Saturday, April 13, 2013

Doctor Who - Cold War - A Review

It pains me to say it, but there's really not much good to say about Cold War. Quite frankly, it's dull.

A big problem I have with the way that Mark Gatiss writes Doctor Who (with the exception of Victory of the Daleks) is that he writes stories which belong to the Classic Series. Don't get me wrong, I love the Classic Series, but the tone and pacing of it is far too different to that of most modern episodes. As a result, they feel lacking in energy, a bit lifeless, and out of place in general. And that, I think, was Cold War's problem. The ingredients for a good story were all there; it had the return of the Ice Warriors, a fantastic historical setting (an armed Russian submarine in the middle of the Cold War) and a great supporting cast. And yet they all felt a little wasted.

The positive: the new and updated Ice Warriors.
Mark Gatiss clearly intended for this episode to be his Dalek; after all, it reintroduced an old foe, intended to show us how lethal they are by showing how dangerous just one can be, and pushed boundaries a little by showing it outside of its armour. The main issue I had was that the Ice Warrior we met, Skaldak, never felt any more threatening than a human. His threat came from his willingness to release the submarine's nuclear missiles into the West and thus ensure Mutually Assured Destruction - however, let's not forget that this is something that anyone could have done. Indeed, that was the very reason why the Cold War was such a terrifying time for so many - because people knew that it would only take one fed-up worker one press of a button to bring on nuclear warfare. In the context of the Cold War, Skaldak's threat was nothing new, and it was hardly the way to convince new viewers of the terror of the Ice Warriors. The terror of mankind's ability to destroy itself, perhaps, but not of the Ice Warriors. However, credit must go to Nick Briggs and the FX team. Skaldak's voice was positively creepy and, visually, he looked fantastic, having retained the classic look of the Ice Warriors of old whilst having been sleeked up for a modern audience. Minus points for his out-of-armour CGI look, though. He looked far more menacing as a faint set of eyes in the dark.
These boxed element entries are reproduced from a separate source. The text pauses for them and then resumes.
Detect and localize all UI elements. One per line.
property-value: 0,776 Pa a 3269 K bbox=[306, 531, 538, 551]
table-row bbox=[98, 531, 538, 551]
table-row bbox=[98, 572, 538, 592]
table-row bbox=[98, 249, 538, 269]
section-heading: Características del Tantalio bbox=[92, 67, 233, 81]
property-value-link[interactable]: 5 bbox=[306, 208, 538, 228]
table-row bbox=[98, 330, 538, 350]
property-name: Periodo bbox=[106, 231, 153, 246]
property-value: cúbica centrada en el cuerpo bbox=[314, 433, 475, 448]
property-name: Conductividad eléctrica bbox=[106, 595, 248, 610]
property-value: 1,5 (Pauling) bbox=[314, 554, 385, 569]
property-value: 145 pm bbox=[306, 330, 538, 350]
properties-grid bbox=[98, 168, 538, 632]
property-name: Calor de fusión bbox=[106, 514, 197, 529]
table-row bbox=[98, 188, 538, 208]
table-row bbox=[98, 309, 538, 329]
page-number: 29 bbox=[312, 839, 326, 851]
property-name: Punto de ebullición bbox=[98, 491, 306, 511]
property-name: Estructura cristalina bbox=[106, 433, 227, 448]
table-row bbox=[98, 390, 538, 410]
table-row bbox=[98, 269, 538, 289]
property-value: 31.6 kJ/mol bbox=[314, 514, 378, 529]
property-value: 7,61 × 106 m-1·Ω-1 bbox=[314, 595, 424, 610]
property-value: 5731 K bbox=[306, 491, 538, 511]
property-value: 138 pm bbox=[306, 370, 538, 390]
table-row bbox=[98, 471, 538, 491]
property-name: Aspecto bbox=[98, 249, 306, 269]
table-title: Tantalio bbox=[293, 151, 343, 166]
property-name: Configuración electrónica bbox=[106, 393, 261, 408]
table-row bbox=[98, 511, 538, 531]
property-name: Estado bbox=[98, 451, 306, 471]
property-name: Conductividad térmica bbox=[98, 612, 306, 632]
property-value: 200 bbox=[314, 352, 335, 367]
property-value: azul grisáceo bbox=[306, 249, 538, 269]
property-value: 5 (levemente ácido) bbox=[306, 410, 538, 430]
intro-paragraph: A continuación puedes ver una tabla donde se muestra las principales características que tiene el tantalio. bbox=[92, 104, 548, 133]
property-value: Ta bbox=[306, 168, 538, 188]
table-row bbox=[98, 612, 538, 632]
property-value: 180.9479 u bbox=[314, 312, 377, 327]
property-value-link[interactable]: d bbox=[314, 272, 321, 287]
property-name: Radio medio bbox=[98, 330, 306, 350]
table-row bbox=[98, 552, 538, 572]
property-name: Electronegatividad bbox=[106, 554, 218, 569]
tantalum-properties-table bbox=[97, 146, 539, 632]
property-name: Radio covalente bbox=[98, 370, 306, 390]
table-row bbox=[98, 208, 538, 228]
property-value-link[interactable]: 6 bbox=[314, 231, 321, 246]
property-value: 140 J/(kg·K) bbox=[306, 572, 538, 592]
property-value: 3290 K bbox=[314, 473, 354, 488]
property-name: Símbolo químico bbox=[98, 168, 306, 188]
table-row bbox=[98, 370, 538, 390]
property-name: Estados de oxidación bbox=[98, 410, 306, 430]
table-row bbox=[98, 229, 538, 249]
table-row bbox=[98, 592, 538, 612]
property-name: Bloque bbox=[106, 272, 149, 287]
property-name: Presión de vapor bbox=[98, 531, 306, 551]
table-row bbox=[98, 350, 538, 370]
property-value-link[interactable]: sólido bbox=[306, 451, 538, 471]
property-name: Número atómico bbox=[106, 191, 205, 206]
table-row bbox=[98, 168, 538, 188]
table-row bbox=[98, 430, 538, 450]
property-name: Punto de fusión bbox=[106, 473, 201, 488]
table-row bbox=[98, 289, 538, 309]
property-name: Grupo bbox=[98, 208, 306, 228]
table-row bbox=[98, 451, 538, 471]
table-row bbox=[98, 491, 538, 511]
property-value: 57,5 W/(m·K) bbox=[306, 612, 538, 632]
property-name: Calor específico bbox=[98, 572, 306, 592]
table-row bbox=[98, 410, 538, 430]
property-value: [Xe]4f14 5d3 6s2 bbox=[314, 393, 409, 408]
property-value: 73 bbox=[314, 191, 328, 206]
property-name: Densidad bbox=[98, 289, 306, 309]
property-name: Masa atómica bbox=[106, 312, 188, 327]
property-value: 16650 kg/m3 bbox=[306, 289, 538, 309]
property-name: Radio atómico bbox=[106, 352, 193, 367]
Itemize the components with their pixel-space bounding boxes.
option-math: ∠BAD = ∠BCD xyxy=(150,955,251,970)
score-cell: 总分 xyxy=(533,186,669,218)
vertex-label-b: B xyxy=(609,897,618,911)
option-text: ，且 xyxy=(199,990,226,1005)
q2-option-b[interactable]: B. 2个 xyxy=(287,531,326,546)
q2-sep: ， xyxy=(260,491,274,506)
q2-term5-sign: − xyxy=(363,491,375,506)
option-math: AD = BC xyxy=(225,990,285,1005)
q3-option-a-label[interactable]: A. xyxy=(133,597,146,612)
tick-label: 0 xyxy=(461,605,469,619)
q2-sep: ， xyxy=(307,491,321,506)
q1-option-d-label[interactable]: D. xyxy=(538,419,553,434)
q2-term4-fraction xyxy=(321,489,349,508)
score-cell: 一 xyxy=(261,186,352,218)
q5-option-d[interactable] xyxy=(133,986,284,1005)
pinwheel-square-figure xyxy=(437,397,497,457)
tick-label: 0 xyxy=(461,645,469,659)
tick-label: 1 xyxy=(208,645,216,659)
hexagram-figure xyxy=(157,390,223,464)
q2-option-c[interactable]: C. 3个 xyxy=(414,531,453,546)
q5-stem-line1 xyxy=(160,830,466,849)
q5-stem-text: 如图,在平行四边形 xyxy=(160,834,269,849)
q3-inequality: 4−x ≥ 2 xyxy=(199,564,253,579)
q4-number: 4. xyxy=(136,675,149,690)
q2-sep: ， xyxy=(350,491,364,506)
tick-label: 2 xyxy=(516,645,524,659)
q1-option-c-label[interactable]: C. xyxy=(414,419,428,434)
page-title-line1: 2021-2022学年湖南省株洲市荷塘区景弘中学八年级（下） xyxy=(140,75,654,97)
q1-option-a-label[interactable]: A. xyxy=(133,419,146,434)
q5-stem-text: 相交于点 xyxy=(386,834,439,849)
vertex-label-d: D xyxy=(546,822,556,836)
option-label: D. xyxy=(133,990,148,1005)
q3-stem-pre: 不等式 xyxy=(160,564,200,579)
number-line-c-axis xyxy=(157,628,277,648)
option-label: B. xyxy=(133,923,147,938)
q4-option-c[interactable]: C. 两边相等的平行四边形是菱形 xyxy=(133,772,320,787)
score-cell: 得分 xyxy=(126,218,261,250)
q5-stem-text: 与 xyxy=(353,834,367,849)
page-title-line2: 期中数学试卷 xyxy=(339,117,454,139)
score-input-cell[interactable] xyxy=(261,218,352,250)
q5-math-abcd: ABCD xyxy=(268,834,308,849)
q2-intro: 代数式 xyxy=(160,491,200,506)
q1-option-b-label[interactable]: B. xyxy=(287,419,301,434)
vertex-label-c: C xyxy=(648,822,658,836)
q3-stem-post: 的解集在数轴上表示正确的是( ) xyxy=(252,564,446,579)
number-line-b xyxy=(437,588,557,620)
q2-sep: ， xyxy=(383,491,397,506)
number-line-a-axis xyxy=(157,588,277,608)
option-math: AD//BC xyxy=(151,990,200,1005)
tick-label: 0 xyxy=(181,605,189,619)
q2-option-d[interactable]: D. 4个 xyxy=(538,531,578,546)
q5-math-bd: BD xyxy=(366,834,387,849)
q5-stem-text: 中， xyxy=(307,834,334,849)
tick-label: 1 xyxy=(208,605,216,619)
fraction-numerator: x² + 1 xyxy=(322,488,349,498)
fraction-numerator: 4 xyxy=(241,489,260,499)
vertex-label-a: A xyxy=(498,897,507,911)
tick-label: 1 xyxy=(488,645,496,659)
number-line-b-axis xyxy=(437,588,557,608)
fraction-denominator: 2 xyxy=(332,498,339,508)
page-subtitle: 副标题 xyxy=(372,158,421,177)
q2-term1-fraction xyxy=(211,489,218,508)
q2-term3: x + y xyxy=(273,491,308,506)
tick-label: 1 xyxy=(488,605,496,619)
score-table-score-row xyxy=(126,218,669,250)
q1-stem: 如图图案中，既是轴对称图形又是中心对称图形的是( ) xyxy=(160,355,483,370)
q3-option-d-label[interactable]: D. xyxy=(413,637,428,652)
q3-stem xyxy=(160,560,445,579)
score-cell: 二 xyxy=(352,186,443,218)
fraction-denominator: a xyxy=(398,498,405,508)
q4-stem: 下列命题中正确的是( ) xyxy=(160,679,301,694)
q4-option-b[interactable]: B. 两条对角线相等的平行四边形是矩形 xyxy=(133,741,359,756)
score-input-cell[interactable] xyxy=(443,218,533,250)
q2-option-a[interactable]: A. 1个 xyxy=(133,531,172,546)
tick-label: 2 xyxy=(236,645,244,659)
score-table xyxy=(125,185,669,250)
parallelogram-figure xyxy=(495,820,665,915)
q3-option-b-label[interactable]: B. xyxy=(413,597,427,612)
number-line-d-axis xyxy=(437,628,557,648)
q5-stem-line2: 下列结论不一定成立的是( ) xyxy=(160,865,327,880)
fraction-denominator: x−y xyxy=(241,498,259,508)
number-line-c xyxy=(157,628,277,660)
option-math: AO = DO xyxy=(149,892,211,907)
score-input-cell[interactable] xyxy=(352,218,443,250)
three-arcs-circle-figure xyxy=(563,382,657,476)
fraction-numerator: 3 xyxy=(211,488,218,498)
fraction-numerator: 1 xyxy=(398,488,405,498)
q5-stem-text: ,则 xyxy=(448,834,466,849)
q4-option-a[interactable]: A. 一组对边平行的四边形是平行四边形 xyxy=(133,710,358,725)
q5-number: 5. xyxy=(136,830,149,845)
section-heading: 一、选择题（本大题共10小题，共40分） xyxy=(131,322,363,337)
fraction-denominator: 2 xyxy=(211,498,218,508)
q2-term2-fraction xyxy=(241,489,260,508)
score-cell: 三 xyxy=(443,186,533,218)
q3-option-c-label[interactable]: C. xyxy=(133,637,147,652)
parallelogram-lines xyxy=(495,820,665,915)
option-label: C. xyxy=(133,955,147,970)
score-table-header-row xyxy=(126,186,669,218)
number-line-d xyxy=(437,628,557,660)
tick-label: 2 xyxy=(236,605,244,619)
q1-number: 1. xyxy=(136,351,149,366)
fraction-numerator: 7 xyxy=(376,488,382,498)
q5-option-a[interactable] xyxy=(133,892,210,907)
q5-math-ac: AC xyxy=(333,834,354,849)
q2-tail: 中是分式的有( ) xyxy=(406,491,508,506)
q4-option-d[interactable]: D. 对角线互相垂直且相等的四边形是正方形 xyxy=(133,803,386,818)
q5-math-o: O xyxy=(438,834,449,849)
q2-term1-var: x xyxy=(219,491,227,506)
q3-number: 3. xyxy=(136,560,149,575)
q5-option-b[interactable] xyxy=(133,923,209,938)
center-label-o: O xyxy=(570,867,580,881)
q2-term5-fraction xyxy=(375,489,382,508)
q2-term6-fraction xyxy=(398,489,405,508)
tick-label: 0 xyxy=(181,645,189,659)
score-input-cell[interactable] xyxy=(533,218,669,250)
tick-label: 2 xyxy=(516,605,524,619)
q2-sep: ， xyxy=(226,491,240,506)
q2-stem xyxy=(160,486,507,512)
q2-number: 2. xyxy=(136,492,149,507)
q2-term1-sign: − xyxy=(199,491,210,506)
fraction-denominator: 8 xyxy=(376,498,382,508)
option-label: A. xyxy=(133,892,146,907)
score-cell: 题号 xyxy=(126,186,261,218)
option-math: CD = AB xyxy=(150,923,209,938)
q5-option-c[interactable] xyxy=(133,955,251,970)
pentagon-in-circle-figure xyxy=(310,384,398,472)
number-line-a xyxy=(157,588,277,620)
One of the many negatives: the CGI Skaldak.

A welcome aspect of Cold War was its portrayal of a Russian experience of the war. All too often attention is paid to the Western view of events, so it was extremely refreshing in this respect. The supporting cast, too, was particularly strong; Liam Cunningham and David Warner were the real stars in their respective roles of Captain Zhukov and Professor Grisenko. The comedic highlight of the episode was surely Grisenko pleading with Clara to tell him about the future, desperate to know not whether there would ever be peace between the East and the West, but whether or not Ultravox would indeed stay together.

The Doctor, Clara and Captain Zhukov atop the surfaced and disarmed Russian sub.

Cold War also saw Clara continue her development as companion nicely and Jenna-Louise Coleman's performance was, yet again, strong. Her "Am I speaking Russian?" speech is a speech veteran viewers will have heard before in various forms, but was still a lovely comedic touch. Matt Smith, as usual, gave a very solid performance as the Doctor, though my one gripe is that he didn't quite hit the highs he hit with his performance last week. However, I'm aware that there was a lack of great material for him to bite his teeth into.

And that's about all I've got to say, really. The biggest problem with Cold War is that it didn't engage me. The good thing about most of the episodes I dislike is that I still feel compelled to talk about them in some way, but with this I felt - and continue to feel, an hour after watching it - absolutely nothing. If you really love your classic Troughton base-under-siege stuff, you'll love Cold War, but it really wasn't my cup of tea. It failed to be the one thing that Doctor Who should always be: fun.

Cold War fails to live up to the standards of modern day Doctor Who.